The weather this summer has been uncommonly hot and dry. Louisiana in summer is normally hot, yes, but not Arizona hot. Not West Texas hot. It is supposed to rain here, nearly every day, in afternoon thunderstorms that darken the skies and send cool breezes. Most of this summer has instead been dry, and eerily quiet. Tempers are on edge. Lots of people are angry, and restless. So far even the hurricanes have been kept at bay, though as we learned with Andrew in '92 that type of summer can end badly.

My kids and I have spent a lot of time down at my mom's old place, cleaning up and restoring her gardens. We sweat buckets, work until we're about to drop, and then have a picnic lunch followed by a dip in the local river and later on, a visit to Sonic. My children have had a taste of what my summers were like as a child, and that makes me happy indeed. My daughter calls herself a 'country girl' now, and wants to move there permanently, and to that I laugh, though a little sadly. Not yet, my girl. Not yet.

It's also been the summer of the vampire around here. The LOML and I have been watching True Blood on HBO, and reading Charlaine Harris' Sookie Stackhouse novels. Last night I finished Let Me In, the book upon which Let the Right One In was based. My kids have been dressing up in an old bat costume and running around pretending they have fangs. It's lent an air of surrealism to this place, but I consider that a good thing. I'm happy that my kids are inheriting a penchant for the fantastic.
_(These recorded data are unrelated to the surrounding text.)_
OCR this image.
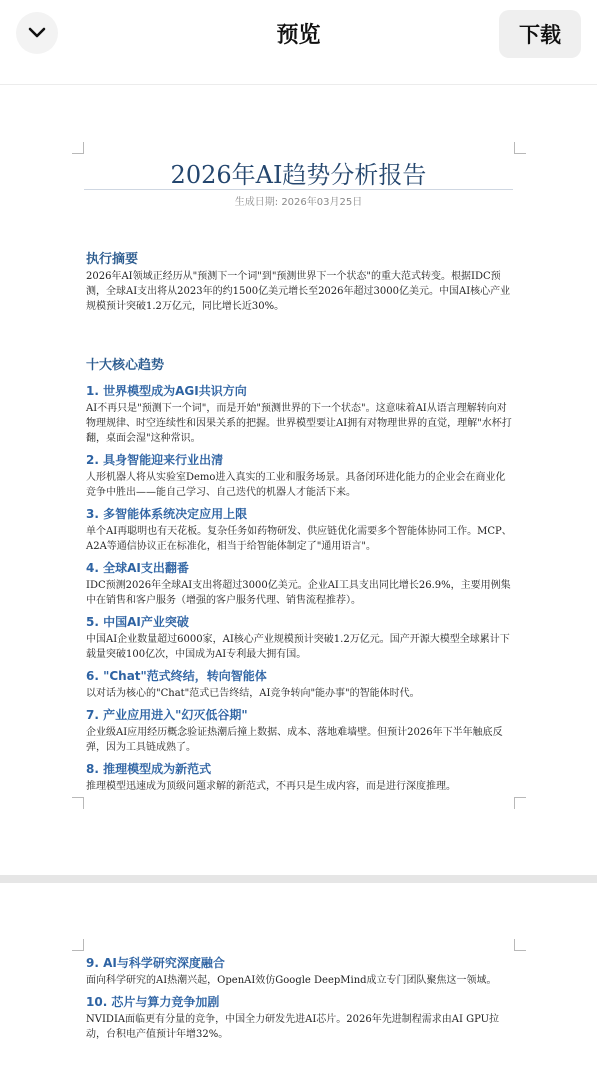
预览	下载
2026年AI趋势分析报告
生成日期: 2026年03月25日
执行摘要
2026年AI领域正经历从"预测下一个词"到"预测世界下一个状态"的重大范式转变。根据IDC预测，全球AI支出将从2023年的约1500亿美元增长至2026年超过3000亿美元。中国AI核心产业规模预计突破1.2万亿元，同比增长近30%。
十大核心趋势
1. 世界模型成为AGI共识方向
AI不再只是"预测下一个词"，而是开始"预测世界的下一个状态"。这意味着AI从语言理解转向对物理规律、时空连续性和因果关系的把握。世界模型要让AI拥有对物理世界的直觉，理解"水杯打翻，桌面会湿"这种常识。
2. 具身智能迎来行业出清
人形机器人将从实验室Demo进入真实的工业和服务场景。具备闭环进化能力的企业会在商业化竞争中胜出——能自己学习、自己迭代的机器人才能活下来。
3. 多智能体系统决定应用上限
单个AI再聪明也有天花板。复杂任务如药物研发、供应链优化需要多个智能体协同工作。MCP、A2A等通信协议正在标准化，相当于给智能体制定了"通用语言"。
4. 全球AI支出翻番
IDC预测2026年全球AI支出将超过3000亿美元。企业AI工具支出同比增长26.9%，主要用例集中在销售和客户服务（增强的客户服务代理、销售流程推荐）。
5. 中国AI产业突破
中国AI企业数量超过6000家，AI核心产业规模预计突破1.2万亿元。国产开源大模型全球累计下载量突破100亿次，中国成为AI专利最大拥有国。
6. "Chat"范式终结，转向智能体
以对话为核心的"Chat"范式已告终结，AI竞争转向"能办事"的智能体时代。
7. 产业应用进入"幻灭低谷期"
企业级AI应用经历概念验证热潮后撞上数据、成本、落地难墙壁。但预计2026年下半年触底反弹，因为工具链成熟了。
8. 推理模型成为新范式
推理模型迅速成为顶级问题求解的新范式，不再只是生成内容，而是进行深度推理。
9. AI与科学研究深度融合
面向科学研究的AI热潮兴起，OpenAI效仿Google DeepMind成立专门团队聚焦这一领域。
10. 芯片与算力竞争加剧
NVIDIA面临更有分量的竞争，中国全力研发先进AI芯片。2026年先进制程需求由AI GPU拉动，台积电产值预计年增32%。
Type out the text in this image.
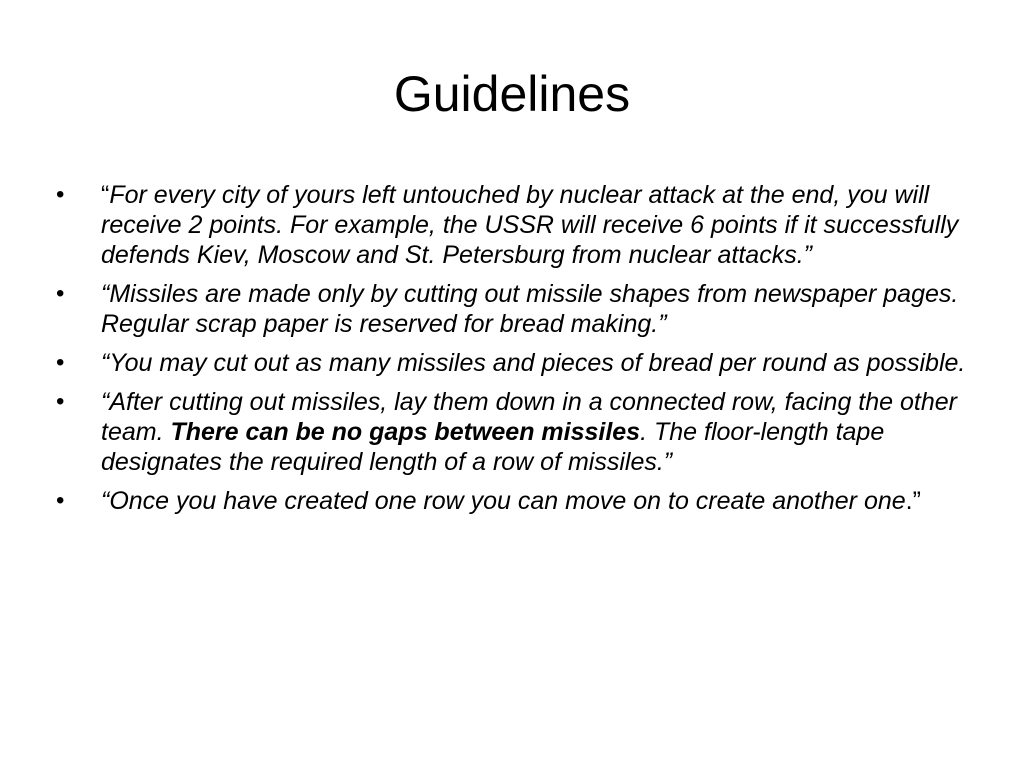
Guidelines
• “For every city of yours left untouched by nuclear attack at the end, you will receive 2 points. For example, the USSR will receive 6 points if it successfully defends Kiev, Moscow and St. Petersburg from nuclear attacks.”
• “Missiles are made only by cutting out missile shapes from newspaper pages. Regular scrap paper is reserved for bread making.”
• “You may cut out as many missiles and pieces of bread per round as possible.
• “After cutting out missiles, lay them down in a connected row, facing the other team. There can be no gaps between missiles. The floor-length tape designates the required length of a row of missiles.”
• “Once you have created one row you can move on to create another one.”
In any case, though the heat refuses to let go, summer will be winding down soon. The kids go back to school on Tuesday, and after settling them in, I'll go back to writing. I'll miss them, but I've missed that creative outlet as well. It's never been about the money for me (that's a good thing, too, cause I make practically zippo); it's about loving to tell stories. About finding magic in the world, and, failing that, creating magic myself, stories and people and lives out of thin air. I wouldn't change my life for anything, and I gladly give up my summers to make those memories with my children. I want them to remember these days when I'm gone, remember me as more than just a shadow at the computer. But there's another side of me as well, and she's calling to me. She has always called to me. And sooner or later, I always have to answer.